Seit er sich beim Football schwer verletzte und ein Schädel-Hirn-Trauma erlitt, kann der 28-jährige Mike Brink in Sekundenschnelle die komplexesten Rätsel lösen. Als ihn eine Gefängnispsychologin aufgrund seiner besonderen Begabung um Hilfe bitte, willigt er ein: Mike soll die seltsamen Gemälde der stummen Patientin Jess Price entschlüsseln, die wegen Mordes im Gefängnis sitzt. Mike macht sich daran, die verstörenden Rätsel zu lösen, die die schweigende Mörderin ihm stellt. Schon bald wird ihm klar, dass Jess von einer verzweifelten Furcht vor einem Verfolger erfüllt ist, eine Erkenntnis, die ihn zu einem Jahrhunderte alten Mysterium führt, das nie von einem Menschen gelöst werden sollte.

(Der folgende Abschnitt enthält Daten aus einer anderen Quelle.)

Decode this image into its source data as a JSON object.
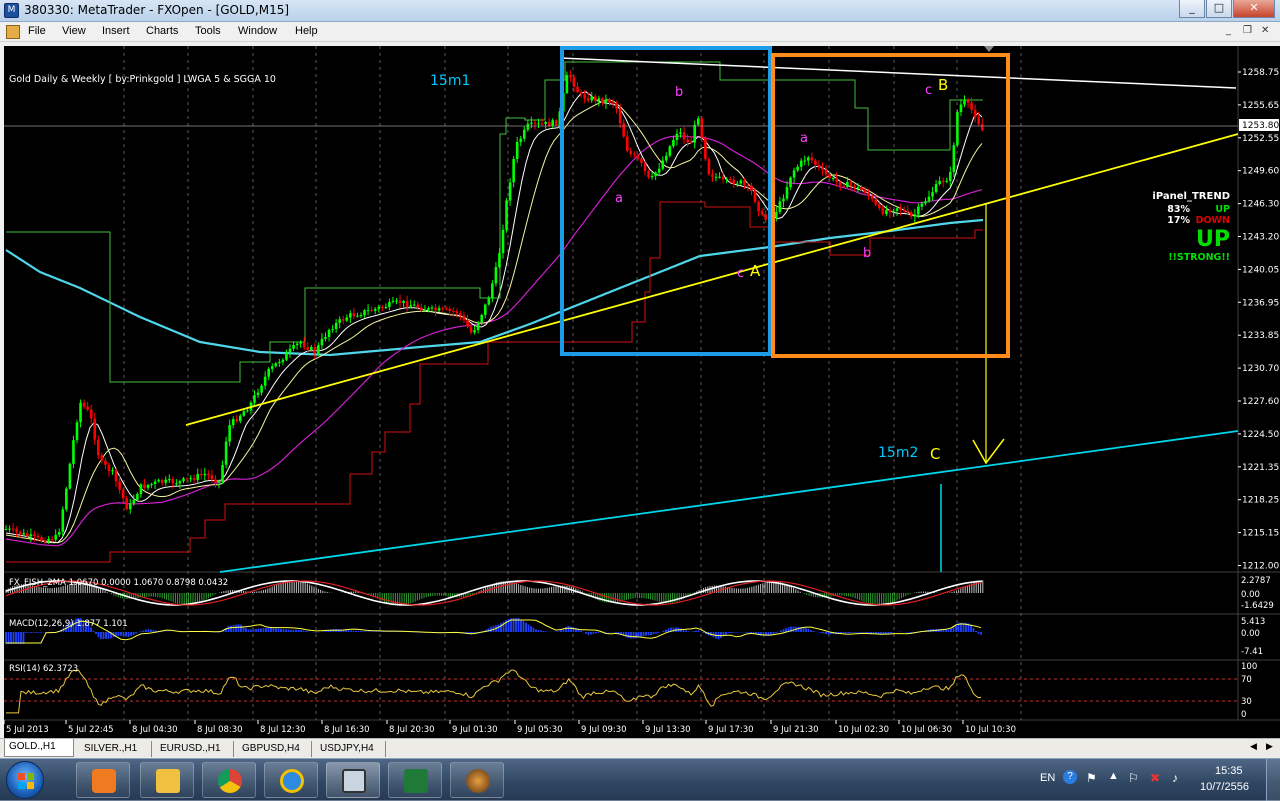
{
  "window": {
    "title": "380330: MetaTrader - FXOpen - [GOLD,M15]",
    "min": "_",
    "max": "□",
    "close": "✕"
  },
  "menu": [
    "File",
    "View",
    "Insert",
    "Charts",
    "Tools",
    "Window",
    "Help"
  ],
  "mdi": {
    "min": "_",
    "restore": "❐",
    "close": "✕"
  },
  "chart": {
    "symbol_info": "Gold Daily & Weekly [ by:Prinkgold ] LWGA 5  &  SGGA 10",
    "price_levels": [
      "1258.75",
      "1255.65",
      "1252.55",
      "1249.60",
      "1246.30",
      "1243.20",
      "1240.05",
      "1236.95",
      "1233.85",
      "1230.70",
      "1227.60",
      "1224.50",
      "1221.35",
      "1218.25",
      "1215.15",
      "1212.00"
    ],
    "current_price": "1253.80",
    "time_labels": [
      "5 Jul 2013",
      "5 Jul 22:45",
      "8 Jul 04:30",
      "8 Jul 08:30",
      "8 Jul 12:30",
      "8 Jul 16:30",
      "8 Jul 20:30",
      "9 Jul 01:30",
      "9 Jul 05:30",
      "9 Jul 09:30",
      "9 Jul 13:30",
      "9 Jul 17:30",
      "9 Jul 21:30",
      "10 Jul 02:30",
      "10 Jul 06:30",
      "10 Jul 10:30"
    ],
    "annotations": {
      "m15_1": "15m1",
      "m15_2": "15m2",
      "a1": "a",
      "b1": "b",
      "c1": "c",
      "A": "A",
      "a2": "a",
      "b2": "b",
      "c2": "c",
      "B": "B",
      "C": "C"
    },
    "ipanel": {
      "title": "iPanel_TREND",
      "up_pct": "83%",
      "up": "UP",
      "down_pct": "17%",
      "down": "DOWN",
      "big": "UP",
      "strong": "!!STRONG!!"
    },
    "colors": {
      "background": "#000000",
      "bull": "#00ff00",
      "bear": "#ff0000",
      "trend_yellow": "#ffff00",
      "trend_cyan": "#00ffff",
      "box_blue": "#1e9be6",
      "box_orange": "#ff8c1a",
      "magenta": "#ff00ff"
    }
  },
  "fisher": {
    "label": "FX_FISH_2MA 1.0670 0.0000 1.0670 0.8798 0.0432",
    "levels": [
      "2.2787",
      "0.00",
      "-1.6429"
    ]
  },
  "macd": {
    "label": "MACD(12,26,9) 1.877 1.101",
    "levels": [
      "5.413",
      "0.00",
      "-7.41"
    ]
  },
  "rsi": {
    "label": "RSI(14) 62.3723",
    "levels": [
      "100",
      "70",
      "30",
      "0"
    ]
  },
  "tabs": [
    "GOLD.,H1",
    "SILVER.,H1",
    "EURUSD.,H1",
    "GBPUSD,H4",
    "USDJPY,H4"
  ],
  "taskbar": {
    "lang": "EN",
    "time": "15:35",
    "date": "10/7/2556"
  }
}
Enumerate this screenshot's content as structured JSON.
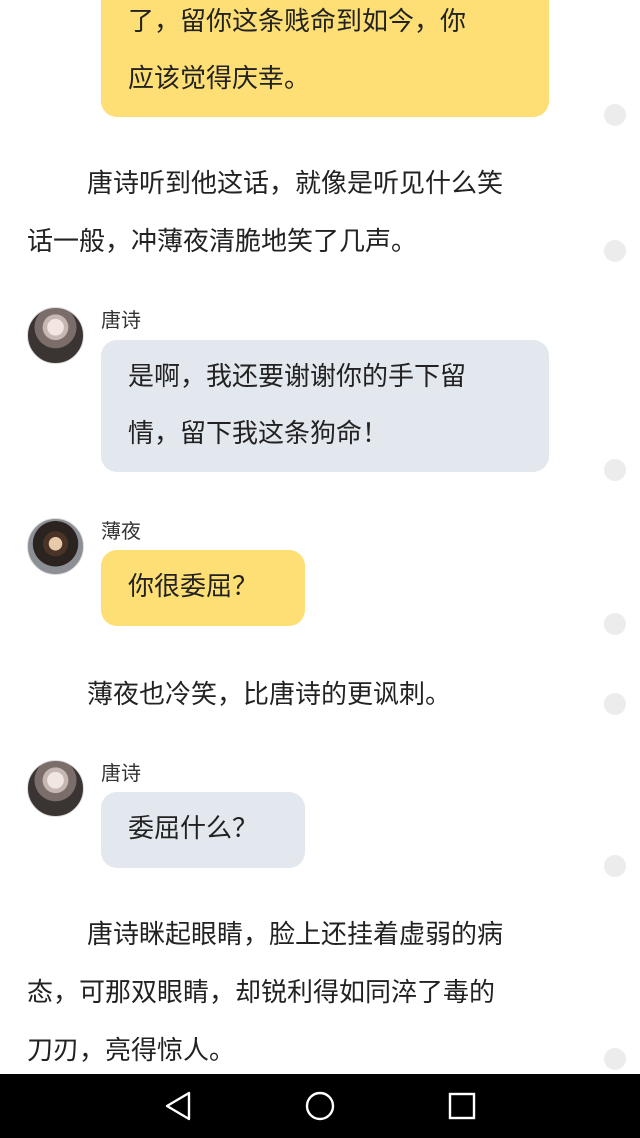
{
  "messages": {
    "top_bubble": {
      "line1": "了，留你这条贱命到如今，你",
      "line2": "应该觉得庆幸。"
    },
    "narration1": {
      "line1": "唐诗听到他这话，就像是听见什么笑",
      "line2": "话一般，冲薄夜清脆地笑了几声。"
    },
    "msg1": {
      "name": "唐诗",
      "line1": "是啊，我还要谢谢你的手下留",
      "line2": "情，留下我这条狗命！"
    },
    "msg2": {
      "name": "薄夜",
      "line1": "你很委屈？"
    },
    "narration2": {
      "line1": "薄夜也冷笑，比唐诗的更讽刺。"
    },
    "msg3": {
      "name": "唐诗",
      "line1": "委屈什么？"
    },
    "narration3": {
      "line1": "唐诗眯起眼睛，脸上还挂着虚弱的病",
      "line2": "态，可那双眼睛，却锐利得如同淬了毒的",
      "line3": "刀刃，亮得惊人。"
    }
  },
  "colors": {
    "accent_bubble": "#fddf75",
    "gray_bubble": "#e3e7ee"
  },
  "navbar": {
    "icons": [
      "back-triangle-icon",
      "home-circle-icon",
      "recent-square-icon"
    ]
  }
}
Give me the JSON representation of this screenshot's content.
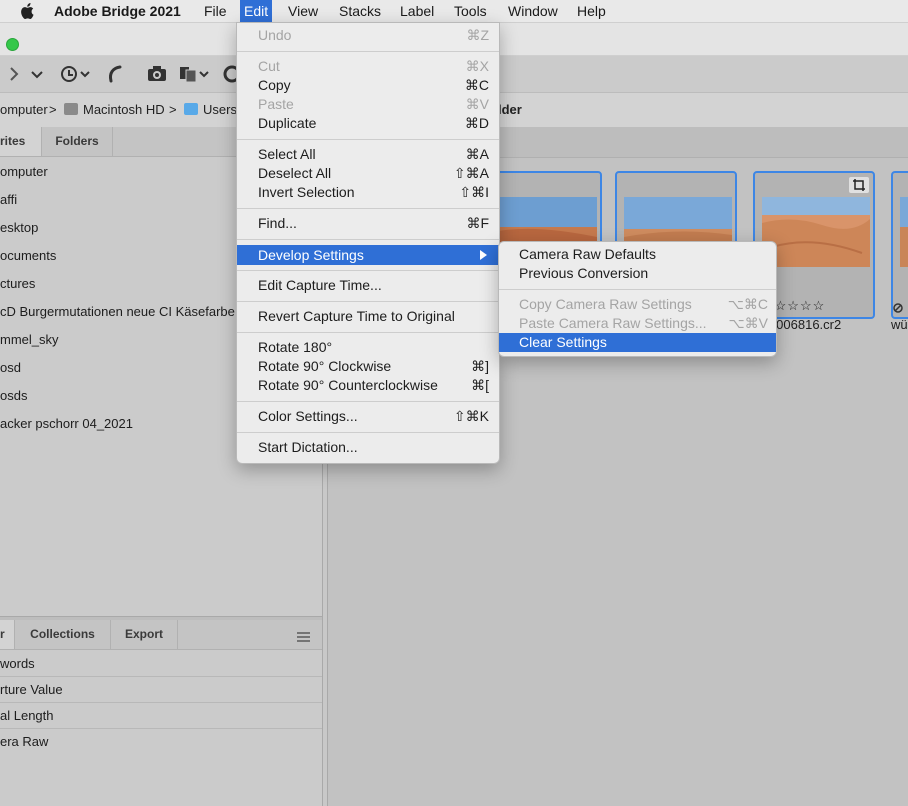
{
  "menubar": {
    "app_name": "Adobe Bridge 2021",
    "items": [
      "File",
      "Edit",
      "View",
      "Stacks",
      "Label",
      "Tools",
      "Window",
      "Help"
    ]
  },
  "toolbar": {
    "icons": [
      "forward-icon",
      "chevron-down-icon",
      "history-icon",
      "boomerang-icon",
      "camera-import-icon",
      "copy-files-icon",
      "rotate-icon"
    ]
  },
  "path_bar": {
    "crumbs": [
      "omputer",
      "Macintosh HD",
      "Users",
      "lder"
    ],
    "separator": ">"
  },
  "left_panel": {
    "top_tabs": [
      "rites",
      "Folders"
    ],
    "favorites": [
      "omputer",
      "affi",
      "esktop",
      "ocuments",
      "ctures",
      "cD Burgermutationen neue CI Käsefarbe C",
      "mmel_sky",
      "osd",
      "osds",
      "acker pschorr 04_2021"
    ],
    "bottom_tabs": [
      "r",
      "Collections",
      "Export"
    ],
    "metadata": [
      "words",
      "rture Value",
      "al Length",
      "era Raw"
    ]
  },
  "content": {
    "thumb_caption_rating": "☆☆☆☆☆",
    "thumb_caption_filename": "te-006816.cr2",
    "thumb_caption_partial": "wü"
  },
  "edit_menu": {
    "items": [
      {
        "label": "Undo",
        "shortcut": "⌘Z",
        "disabled": true
      },
      {
        "label": "Cut",
        "shortcut": "⌘X",
        "disabled": true
      },
      {
        "label": "Copy",
        "shortcut": "⌘C",
        "disabled": false
      },
      {
        "label": "Paste",
        "shortcut": "⌘V",
        "disabled": true
      },
      {
        "label": "Duplicate",
        "shortcut": "⌘D",
        "disabled": false
      },
      {
        "label": "Select All",
        "shortcut": "⌘A",
        "disabled": false
      },
      {
        "label": "Deselect All",
        "shortcut": "⇧⌘A",
        "disabled": false
      },
      {
        "label": "Invert Selection",
        "shortcut": "⇧⌘I",
        "disabled": false
      },
      {
        "label": "Find...",
        "shortcut": "⌘F",
        "disabled": false
      },
      {
        "label": "Develop Settings",
        "shortcut": "",
        "disabled": false,
        "highlighted": true
      },
      {
        "label": "Edit Capture Time...",
        "shortcut": "",
        "disabled": false
      },
      {
        "label": "Revert Capture Time to Original",
        "shortcut": "",
        "disabled": false
      },
      {
        "label": "Rotate 180°",
        "shortcut": "",
        "disabled": false
      },
      {
        "label": "Rotate 90° Clockwise",
        "shortcut": "⌘]",
        "disabled": false
      },
      {
        "label": "Rotate 90° Counterclockwise",
        "shortcut": "⌘[",
        "disabled": false
      },
      {
        "label": "Color Settings...",
        "shortcut": "⇧⌘K",
        "disabled": false
      },
      {
        "label": "Start Dictation...",
        "shortcut": "",
        "disabled": false
      }
    ]
  },
  "develop_submenu": {
    "items": [
      {
        "label": "Camera Raw Defaults",
        "shortcut": "",
        "disabled": false
      },
      {
        "label": "Previous Conversion",
        "shortcut": "",
        "disabled": false
      },
      {
        "label": "Copy Camera Raw Settings",
        "shortcut": "⌥⌘C",
        "disabled": true
      },
      {
        "label": "Paste Camera Raw Settings...",
        "shortcut": "⌥⌘V",
        "disabled": true
      },
      {
        "label": "Clear Settings",
        "shortcut": "",
        "disabled": false,
        "highlighted": true
      }
    ]
  },
  "colors": {
    "menu_highlight": "#2f6fd6",
    "selection_border": "#3d86e5",
    "window_zoom_button": "#34c84a"
  }
}
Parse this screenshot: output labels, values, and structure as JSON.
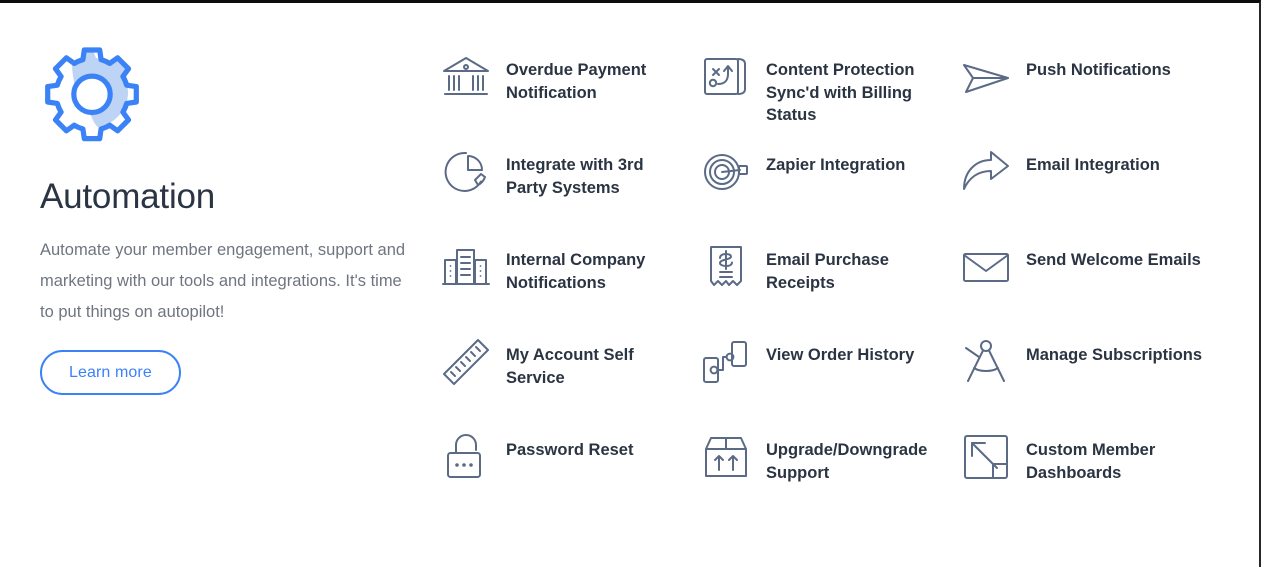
{
  "theme": {
    "accent_blue": "#3b82f6",
    "gear_fill": "#bed4f5",
    "icon_stroke": "#5b6b86",
    "heading_color": "#2b3443",
    "body_color": "#6f7580",
    "background": "#ffffff"
  },
  "intro": {
    "icon": "gear-icon",
    "title": "Automation",
    "description": "Automate your member engagement, support and marketing with our tools and integrations. It's time to put things on autopilot!",
    "button_label": "Learn more"
  },
  "features": [
    {
      "icon": "bank-icon",
      "label": "Overdue Payment Notification"
    },
    {
      "icon": "strategy-board-icon",
      "label": "Content Protection Sync'd with Billing Status"
    },
    {
      "icon": "paper-plane-icon",
      "label": "Push Notifications"
    },
    {
      "icon": "pie-chart-icon",
      "label": "Integrate with 3rd Party Systems"
    },
    {
      "icon": "target-arrow-icon",
      "label": "Zapier Integration"
    },
    {
      "icon": "curved-arrow-icon",
      "label": "Email Integration"
    },
    {
      "icon": "office-buildings-icon",
      "label": "Internal Company Notifications"
    },
    {
      "icon": "receipt-icon",
      "label": "Email Purchase Receipts"
    },
    {
      "icon": "envelope-icon",
      "label": "Send Welcome Emails"
    },
    {
      "icon": "ruler-icon",
      "label": "My Account Self Service"
    },
    {
      "icon": "flowchart-icon",
      "label": "View Order History"
    },
    {
      "icon": "compass-icon",
      "label": "Manage Subscriptions"
    },
    {
      "icon": "padlock-icon",
      "label": "Password Reset"
    },
    {
      "icon": "box-arrows-up-icon",
      "label": "Upgrade/Downgrade Support"
    },
    {
      "icon": "expand-arrow-icon",
      "label": "Custom Member Dashboards"
    }
  ]
}
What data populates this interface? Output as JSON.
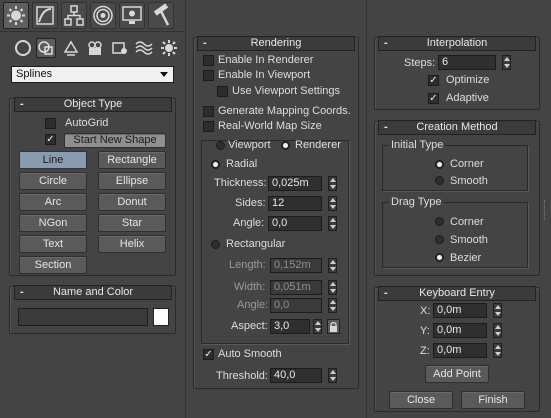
{
  "colors": {
    "panel_bg": "#444444",
    "button_active": "#8a9bb0",
    "field_bg": "#2f2f2f",
    "white": "#ffffff"
  },
  "command_tabs": [
    {
      "name": "create",
      "icon": "sun-gear-icon"
    },
    {
      "name": "modify",
      "icon": "bent-wire-icon"
    },
    {
      "name": "hierarchy",
      "icon": "hierarchy-icon"
    },
    {
      "name": "motion",
      "icon": "motion-circle-icon"
    },
    {
      "name": "display",
      "icon": "monitor-icon"
    },
    {
      "name": "utilities",
      "icon": "hammer-icon"
    }
  ],
  "create_categories": [
    "geometry-icon",
    "shapes-icon",
    "lights-icon",
    "cameras-icon",
    "helpers-icon",
    "space-warps-icon",
    "systems-icon"
  ],
  "category_dropdown": {
    "value": "Splines"
  },
  "object_type": {
    "title": "Object Type",
    "autogrid_label": "AutoGrid",
    "start_new_shape_label": "Start New Shape",
    "buttons": [
      "Line",
      "Rectangle",
      "Circle",
      "Ellipse",
      "Arc",
      "Donut",
      "NGon",
      "Star",
      "Text",
      "Helix",
      "Section"
    ]
  },
  "name_and_color": {
    "title": "Name and Color",
    "name_value": ""
  },
  "rendering": {
    "title": "Rendering",
    "enable_in_renderer": "Enable In Renderer",
    "enable_in_viewport": "Enable In Viewport",
    "use_viewport_settings": "Use Viewport Settings",
    "generate_mapping": "Generate Mapping Coords.",
    "real_world_map_size": "Real-World Map Size",
    "viewport_label": "Viewport",
    "renderer_label": "Renderer",
    "radial_label": "Radial",
    "thickness_label": "Thickness:",
    "thickness_value": "0,025m",
    "sides_label": "Sides:",
    "sides_value": "12",
    "angle_label": "Angle:",
    "angle_value": "0,0",
    "rectangular_label": "Rectangular",
    "length_label": "Length:",
    "length_value": "0,152m",
    "width_label": "Width:",
    "width_value": "0,051m",
    "angle2_label": "Angle:",
    "angle2_value": "0,0",
    "aspect_label": "Aspect:",
    "aspect_value": "3,0",
    "auto_smooth_label": "Auto Smooth",
    "threshold_label": "Threshold:",
    "threshold_value": "40,0"
  },
  "interpolation": {
    "title": "Interpolation",
    "steps_label": "Steps:",
    "steps_value": "6",
    "optimize_label": "Optimize",
    "adaptive_label": "Adaptive"
  },
  "creation_method": {
    "title": "Creation Method",
    "initial_type_label": "Initial Type",
    "corner_label": "Corner",
    "smooth_label": "Smooth",
    "drag_type_label": "Drag Type",
    "drag_corner_label": "Corner",
    "drag_smooth_label": "Smooth",
    "bezier_label": "Bezier"
  },
  "keyboard_entry": {
    "title": "Keyboard Entry",
    "x_label": "X:",
    "x_value": "0,0m",
    "y_label": "Y:",
    "y_value": "0,0m",
    "z_label": "Z:",
    "z_value": "0,0m",
    "add_point_label": "Add Point",
    "close_label": "Close",
    "finish_label": "Finish"
  }
}
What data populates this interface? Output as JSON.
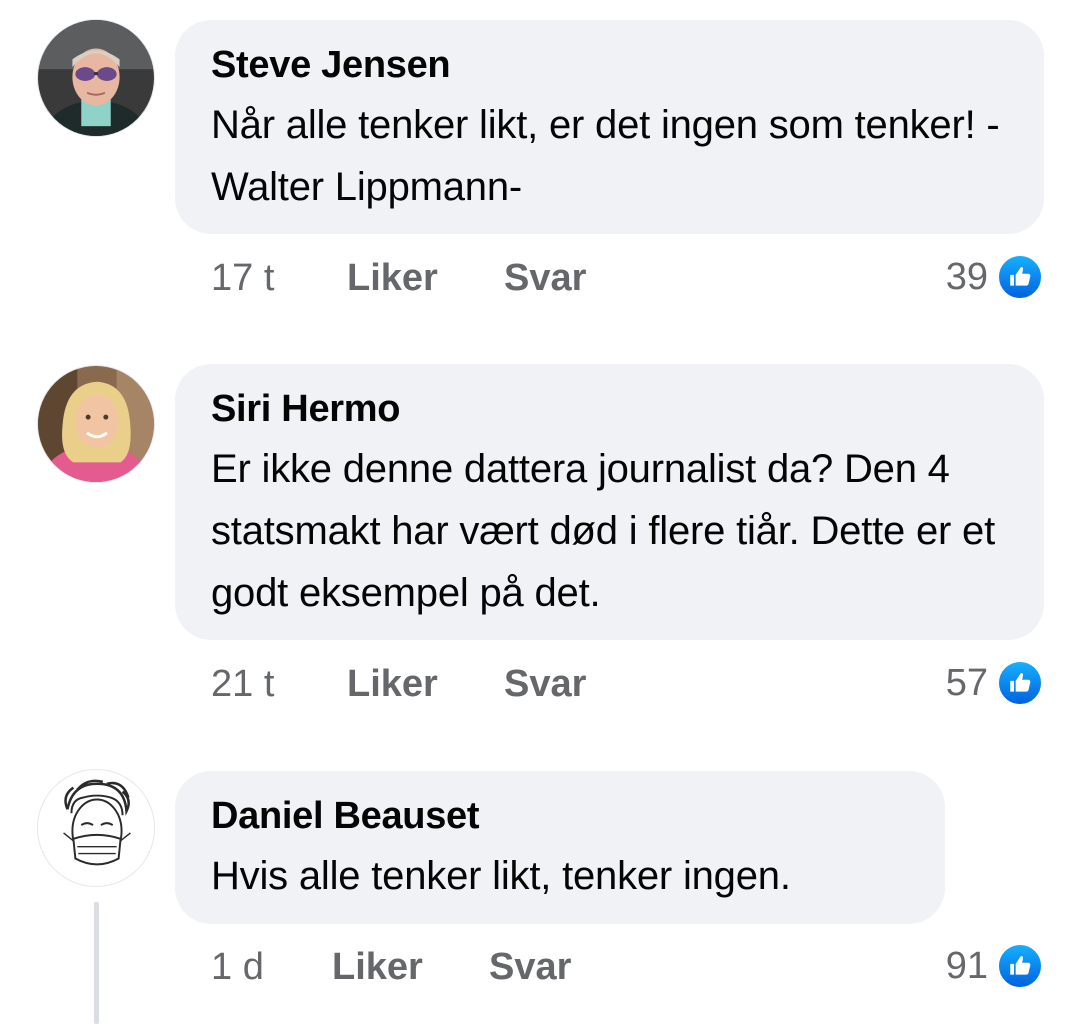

Ein Buch wie dieses zu bewerten, fällt mir immer sehr schwer. Es gehört genau zu der Sorte Bücher, die ich innerhalb von einer Sitzung inhalieren könnte, wenn ich nicht zwischendurch essen oder trinken müsste. Alles an diesem Buch scheint genau auf meinen Geschmack ausgerichtet zu sein. Aber dann sind da die kleinen handwerklichen Missgriffe und ungelenk eingesetzten Tropes, die mir sagen, dass das Buch eben doch kein Meisterwerk ist.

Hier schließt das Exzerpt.